Sebuah Surat

19 3 0
                                    

                    Malam itu sungguh sunyi. Semua anggota keluarga, balik ke kampung halaman. Hanya ada Nia disana, tanpa ditemani siapapun. Burung-burung telah kembali kesarangnya. Matahari telah tenggelam sejam yang lalu. Sementara Nia, baru saja selesai menyetrika. Ia duduk di sebuah sofa berwarna cokelat panjang. Disampingnya terpampang jelas sebuah telepon rumah.

***

                  Percakapan di telepon itu menyisakan sedih dan luka mendalam. Namun, cukup untuk mengurangi rasa rindu yang sudah tak tertahankan. Nia bergegas menuju kamarnya yang sempit itu. Meski kamarnya jauh dari kata layak, Nia tetap nyaman berada di kamar itu. Nia segera menyelesaikan tugas sekolahnya, lalu beranjak untuk tidur. Ia membiarkan surat itu seperti semula, dan menaruhnya di laci meja.

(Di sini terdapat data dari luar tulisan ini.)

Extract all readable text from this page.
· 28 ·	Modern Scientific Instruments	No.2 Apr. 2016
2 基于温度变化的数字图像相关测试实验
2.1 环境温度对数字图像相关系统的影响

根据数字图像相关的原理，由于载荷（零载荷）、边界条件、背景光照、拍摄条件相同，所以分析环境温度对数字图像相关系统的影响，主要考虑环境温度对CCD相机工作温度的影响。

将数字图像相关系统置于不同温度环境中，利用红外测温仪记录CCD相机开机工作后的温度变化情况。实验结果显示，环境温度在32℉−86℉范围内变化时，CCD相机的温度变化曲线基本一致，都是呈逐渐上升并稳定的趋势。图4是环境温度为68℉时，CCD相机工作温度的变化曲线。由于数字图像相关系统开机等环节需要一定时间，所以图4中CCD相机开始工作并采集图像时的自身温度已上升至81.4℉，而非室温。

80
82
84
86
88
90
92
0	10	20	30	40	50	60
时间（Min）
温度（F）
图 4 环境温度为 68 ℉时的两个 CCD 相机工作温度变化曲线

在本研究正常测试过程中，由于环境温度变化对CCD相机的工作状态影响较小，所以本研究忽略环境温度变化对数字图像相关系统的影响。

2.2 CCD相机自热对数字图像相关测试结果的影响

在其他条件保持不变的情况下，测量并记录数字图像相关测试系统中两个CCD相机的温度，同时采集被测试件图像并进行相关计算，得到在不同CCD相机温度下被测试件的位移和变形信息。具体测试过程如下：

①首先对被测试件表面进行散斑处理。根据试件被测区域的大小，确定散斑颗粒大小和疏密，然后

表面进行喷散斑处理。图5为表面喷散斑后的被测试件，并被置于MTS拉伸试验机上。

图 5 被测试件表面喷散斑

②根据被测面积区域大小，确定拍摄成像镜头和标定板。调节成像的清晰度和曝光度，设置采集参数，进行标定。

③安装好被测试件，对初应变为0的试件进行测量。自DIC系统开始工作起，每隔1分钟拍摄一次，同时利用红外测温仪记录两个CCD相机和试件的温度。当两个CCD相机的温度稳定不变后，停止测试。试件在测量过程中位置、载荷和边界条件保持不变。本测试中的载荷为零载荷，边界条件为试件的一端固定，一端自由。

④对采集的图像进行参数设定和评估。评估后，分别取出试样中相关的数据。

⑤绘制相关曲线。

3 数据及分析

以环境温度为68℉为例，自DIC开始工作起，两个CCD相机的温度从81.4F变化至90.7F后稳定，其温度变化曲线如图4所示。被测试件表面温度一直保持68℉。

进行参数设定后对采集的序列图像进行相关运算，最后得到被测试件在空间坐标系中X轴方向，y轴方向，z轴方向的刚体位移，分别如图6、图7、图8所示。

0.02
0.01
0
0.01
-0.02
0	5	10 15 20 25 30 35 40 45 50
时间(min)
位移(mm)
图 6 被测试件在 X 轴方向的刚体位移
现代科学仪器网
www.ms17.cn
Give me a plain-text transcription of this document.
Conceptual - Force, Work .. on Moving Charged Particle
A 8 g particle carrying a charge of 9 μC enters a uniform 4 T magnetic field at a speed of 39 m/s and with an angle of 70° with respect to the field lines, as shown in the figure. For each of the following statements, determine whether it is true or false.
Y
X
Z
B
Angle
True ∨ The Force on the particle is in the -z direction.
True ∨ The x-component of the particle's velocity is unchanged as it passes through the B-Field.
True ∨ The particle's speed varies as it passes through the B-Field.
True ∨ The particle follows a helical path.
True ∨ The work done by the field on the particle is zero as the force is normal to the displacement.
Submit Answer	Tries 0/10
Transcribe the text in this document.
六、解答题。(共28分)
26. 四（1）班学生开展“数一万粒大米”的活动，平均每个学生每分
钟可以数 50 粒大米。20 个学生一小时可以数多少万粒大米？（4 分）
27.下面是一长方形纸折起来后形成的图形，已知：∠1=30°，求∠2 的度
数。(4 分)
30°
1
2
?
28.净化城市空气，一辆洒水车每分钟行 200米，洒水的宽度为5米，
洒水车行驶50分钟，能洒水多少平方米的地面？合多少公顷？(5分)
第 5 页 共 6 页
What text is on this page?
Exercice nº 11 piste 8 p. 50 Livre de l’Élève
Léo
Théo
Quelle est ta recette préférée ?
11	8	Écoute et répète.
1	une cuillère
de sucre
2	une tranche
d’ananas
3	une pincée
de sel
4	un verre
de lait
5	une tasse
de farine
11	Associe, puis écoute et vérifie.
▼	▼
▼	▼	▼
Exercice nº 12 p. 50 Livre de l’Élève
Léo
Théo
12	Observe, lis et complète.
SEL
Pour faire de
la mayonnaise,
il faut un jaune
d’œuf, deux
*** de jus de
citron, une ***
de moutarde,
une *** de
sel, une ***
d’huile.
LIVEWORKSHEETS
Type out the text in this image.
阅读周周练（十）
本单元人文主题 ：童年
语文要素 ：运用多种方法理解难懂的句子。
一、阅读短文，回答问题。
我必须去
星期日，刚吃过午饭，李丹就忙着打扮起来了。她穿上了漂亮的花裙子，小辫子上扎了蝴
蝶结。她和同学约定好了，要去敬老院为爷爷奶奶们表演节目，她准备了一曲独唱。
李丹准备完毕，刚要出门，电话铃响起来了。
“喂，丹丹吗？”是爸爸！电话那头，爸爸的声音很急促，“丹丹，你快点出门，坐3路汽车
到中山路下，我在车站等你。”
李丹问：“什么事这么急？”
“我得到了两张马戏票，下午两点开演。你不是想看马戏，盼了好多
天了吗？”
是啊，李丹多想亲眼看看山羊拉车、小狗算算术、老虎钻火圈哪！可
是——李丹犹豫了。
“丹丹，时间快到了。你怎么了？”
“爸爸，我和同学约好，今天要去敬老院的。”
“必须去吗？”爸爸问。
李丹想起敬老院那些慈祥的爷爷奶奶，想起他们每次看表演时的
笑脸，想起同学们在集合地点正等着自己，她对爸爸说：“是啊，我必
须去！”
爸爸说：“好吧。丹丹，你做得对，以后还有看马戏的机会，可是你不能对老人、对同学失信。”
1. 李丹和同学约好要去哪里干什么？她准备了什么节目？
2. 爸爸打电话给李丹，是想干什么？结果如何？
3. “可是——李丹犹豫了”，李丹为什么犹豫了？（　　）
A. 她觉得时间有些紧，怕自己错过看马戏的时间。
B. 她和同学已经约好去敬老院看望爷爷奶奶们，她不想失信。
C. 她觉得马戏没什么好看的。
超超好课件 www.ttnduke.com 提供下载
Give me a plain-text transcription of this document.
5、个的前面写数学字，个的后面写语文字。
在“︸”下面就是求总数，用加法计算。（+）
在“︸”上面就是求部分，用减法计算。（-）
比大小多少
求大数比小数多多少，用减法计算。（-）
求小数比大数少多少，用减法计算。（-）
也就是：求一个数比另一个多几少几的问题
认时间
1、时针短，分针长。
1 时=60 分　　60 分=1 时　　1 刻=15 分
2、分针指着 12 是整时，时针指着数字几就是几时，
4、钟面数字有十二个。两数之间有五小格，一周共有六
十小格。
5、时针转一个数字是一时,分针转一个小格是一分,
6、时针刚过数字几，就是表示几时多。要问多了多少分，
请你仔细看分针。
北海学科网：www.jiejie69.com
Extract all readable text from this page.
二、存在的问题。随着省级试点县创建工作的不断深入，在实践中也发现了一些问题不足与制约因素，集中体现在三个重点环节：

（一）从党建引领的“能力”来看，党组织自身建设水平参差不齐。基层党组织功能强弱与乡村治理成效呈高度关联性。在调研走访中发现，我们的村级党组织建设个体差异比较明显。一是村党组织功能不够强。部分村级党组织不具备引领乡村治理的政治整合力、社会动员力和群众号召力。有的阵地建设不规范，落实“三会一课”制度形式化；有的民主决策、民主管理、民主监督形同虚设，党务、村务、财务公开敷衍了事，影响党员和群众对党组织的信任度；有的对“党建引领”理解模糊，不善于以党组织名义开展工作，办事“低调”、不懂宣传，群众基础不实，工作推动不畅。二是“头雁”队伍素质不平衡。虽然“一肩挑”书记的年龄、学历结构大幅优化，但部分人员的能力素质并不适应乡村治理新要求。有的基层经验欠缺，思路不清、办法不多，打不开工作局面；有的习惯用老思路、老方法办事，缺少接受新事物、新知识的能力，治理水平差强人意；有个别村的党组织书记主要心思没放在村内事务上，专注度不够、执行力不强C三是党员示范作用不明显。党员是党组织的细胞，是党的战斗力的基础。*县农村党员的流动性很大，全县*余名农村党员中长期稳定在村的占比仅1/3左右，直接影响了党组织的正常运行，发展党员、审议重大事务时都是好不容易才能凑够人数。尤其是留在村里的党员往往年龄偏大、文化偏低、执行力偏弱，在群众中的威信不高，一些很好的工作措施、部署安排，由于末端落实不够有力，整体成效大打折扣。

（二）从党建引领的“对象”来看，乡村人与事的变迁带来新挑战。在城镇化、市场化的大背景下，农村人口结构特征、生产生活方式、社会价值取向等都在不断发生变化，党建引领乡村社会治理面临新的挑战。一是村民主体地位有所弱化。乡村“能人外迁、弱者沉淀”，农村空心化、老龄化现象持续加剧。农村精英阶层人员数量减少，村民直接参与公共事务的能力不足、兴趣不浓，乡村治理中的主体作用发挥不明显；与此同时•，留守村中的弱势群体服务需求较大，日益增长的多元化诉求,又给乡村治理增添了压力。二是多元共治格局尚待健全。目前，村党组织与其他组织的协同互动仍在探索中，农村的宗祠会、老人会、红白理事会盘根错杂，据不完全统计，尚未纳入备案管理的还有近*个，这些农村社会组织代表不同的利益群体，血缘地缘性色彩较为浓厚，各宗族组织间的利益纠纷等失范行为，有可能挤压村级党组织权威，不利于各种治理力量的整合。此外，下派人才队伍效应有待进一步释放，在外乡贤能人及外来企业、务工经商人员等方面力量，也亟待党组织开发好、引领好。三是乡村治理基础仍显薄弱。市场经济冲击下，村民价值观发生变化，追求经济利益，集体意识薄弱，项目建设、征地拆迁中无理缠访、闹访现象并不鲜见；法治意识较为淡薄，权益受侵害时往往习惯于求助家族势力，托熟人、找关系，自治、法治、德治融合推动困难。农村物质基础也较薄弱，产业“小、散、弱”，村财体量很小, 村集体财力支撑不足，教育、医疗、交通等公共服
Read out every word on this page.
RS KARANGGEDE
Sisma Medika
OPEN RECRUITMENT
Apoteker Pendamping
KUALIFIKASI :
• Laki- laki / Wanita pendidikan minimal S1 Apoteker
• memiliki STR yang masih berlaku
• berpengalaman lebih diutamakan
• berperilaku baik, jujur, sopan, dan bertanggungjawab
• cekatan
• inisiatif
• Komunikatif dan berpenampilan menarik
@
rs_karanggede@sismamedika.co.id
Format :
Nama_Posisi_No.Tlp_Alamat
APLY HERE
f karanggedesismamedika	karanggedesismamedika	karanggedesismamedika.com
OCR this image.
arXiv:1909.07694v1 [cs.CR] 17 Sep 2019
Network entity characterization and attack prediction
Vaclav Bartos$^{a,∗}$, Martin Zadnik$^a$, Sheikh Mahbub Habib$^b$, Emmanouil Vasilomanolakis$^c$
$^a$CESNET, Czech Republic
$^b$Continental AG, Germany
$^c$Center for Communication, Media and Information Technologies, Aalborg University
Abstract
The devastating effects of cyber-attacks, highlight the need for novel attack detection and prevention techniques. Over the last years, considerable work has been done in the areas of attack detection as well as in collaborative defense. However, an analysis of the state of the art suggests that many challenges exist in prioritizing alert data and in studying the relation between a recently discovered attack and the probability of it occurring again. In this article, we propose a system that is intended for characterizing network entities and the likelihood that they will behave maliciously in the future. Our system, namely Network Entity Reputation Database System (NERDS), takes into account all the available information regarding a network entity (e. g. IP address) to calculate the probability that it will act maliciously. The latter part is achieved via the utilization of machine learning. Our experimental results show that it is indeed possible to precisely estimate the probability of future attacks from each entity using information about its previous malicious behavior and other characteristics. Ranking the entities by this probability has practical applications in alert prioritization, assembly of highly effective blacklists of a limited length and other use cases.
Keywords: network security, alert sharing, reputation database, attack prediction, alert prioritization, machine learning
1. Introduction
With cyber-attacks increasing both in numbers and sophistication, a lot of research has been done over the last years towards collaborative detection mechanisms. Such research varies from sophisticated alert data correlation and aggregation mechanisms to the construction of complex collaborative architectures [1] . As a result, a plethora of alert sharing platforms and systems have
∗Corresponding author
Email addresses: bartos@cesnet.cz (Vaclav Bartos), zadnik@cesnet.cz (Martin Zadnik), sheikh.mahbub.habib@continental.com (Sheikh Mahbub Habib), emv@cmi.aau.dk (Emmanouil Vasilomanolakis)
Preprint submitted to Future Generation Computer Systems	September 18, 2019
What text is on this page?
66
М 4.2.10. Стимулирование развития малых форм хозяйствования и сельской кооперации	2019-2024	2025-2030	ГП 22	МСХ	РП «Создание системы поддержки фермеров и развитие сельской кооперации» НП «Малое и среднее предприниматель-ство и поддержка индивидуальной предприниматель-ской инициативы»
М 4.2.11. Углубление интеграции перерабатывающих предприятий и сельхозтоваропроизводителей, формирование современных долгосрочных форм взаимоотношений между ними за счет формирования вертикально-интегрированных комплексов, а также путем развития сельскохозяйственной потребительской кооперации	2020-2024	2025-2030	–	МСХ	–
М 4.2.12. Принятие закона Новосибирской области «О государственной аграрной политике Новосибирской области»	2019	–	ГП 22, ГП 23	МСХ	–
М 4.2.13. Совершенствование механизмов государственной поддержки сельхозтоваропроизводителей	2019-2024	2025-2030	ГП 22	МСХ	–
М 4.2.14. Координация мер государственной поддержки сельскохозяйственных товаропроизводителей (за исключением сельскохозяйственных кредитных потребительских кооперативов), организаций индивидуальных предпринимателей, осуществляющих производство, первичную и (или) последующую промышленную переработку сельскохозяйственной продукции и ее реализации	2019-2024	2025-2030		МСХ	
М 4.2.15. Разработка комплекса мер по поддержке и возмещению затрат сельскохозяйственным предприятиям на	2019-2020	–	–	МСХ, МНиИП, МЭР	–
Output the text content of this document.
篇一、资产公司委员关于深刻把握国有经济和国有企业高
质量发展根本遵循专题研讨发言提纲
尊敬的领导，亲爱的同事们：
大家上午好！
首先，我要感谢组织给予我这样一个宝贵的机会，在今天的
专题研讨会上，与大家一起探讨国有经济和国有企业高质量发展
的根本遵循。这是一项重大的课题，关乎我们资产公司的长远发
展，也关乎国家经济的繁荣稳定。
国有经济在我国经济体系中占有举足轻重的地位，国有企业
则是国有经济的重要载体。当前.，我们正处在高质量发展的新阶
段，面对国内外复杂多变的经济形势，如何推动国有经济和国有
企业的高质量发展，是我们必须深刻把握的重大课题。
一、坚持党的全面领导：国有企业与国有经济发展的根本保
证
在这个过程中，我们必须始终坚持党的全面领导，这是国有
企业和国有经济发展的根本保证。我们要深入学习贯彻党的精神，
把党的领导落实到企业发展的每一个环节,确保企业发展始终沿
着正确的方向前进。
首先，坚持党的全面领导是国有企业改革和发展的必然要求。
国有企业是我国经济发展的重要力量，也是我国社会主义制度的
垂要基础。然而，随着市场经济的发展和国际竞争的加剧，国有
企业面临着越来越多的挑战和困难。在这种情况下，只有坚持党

"Entah apa isinya? Aku tidak tahu. Aku belum siap menerima konsekuensi jika ku harus membuka surat ini." desus Nia.

                    Nia hanya tersenyum, berarti orang yang ia kagumi sejak MOS itu juga menyukainya? Ini antara kebetulan atau keberuntungan. Hal itu cukup untuk membuat Nia senang, juga cukup membuat Nia bimbang. Bimbang antara menanggapinya atau tidak sama sekali?

***

                    Goresan embun bercampur debu memenuhi sebuah kursi yang berada di taman. Nia yang jarang nongkrong di taman, kadang tidak menghiraukan hal itu. Yang Nia hiraukan hanya sebuah kursi yang terletak dekat dengan telepon umum. Yang Nia pikirkan adalah bagaimana menjaga senyum manis di bibirnya agar tidak pernah pudar? Juga sesekali melihat senyum manis Kak Gilang dari jauh. Kak Hilangnya itu, ia anggap sebagai kakak kelasnya, tidak lebih. Nia tak punya banyak pilihan perkara cinta atau bahkan harus jadian ke Kak Gilangnya.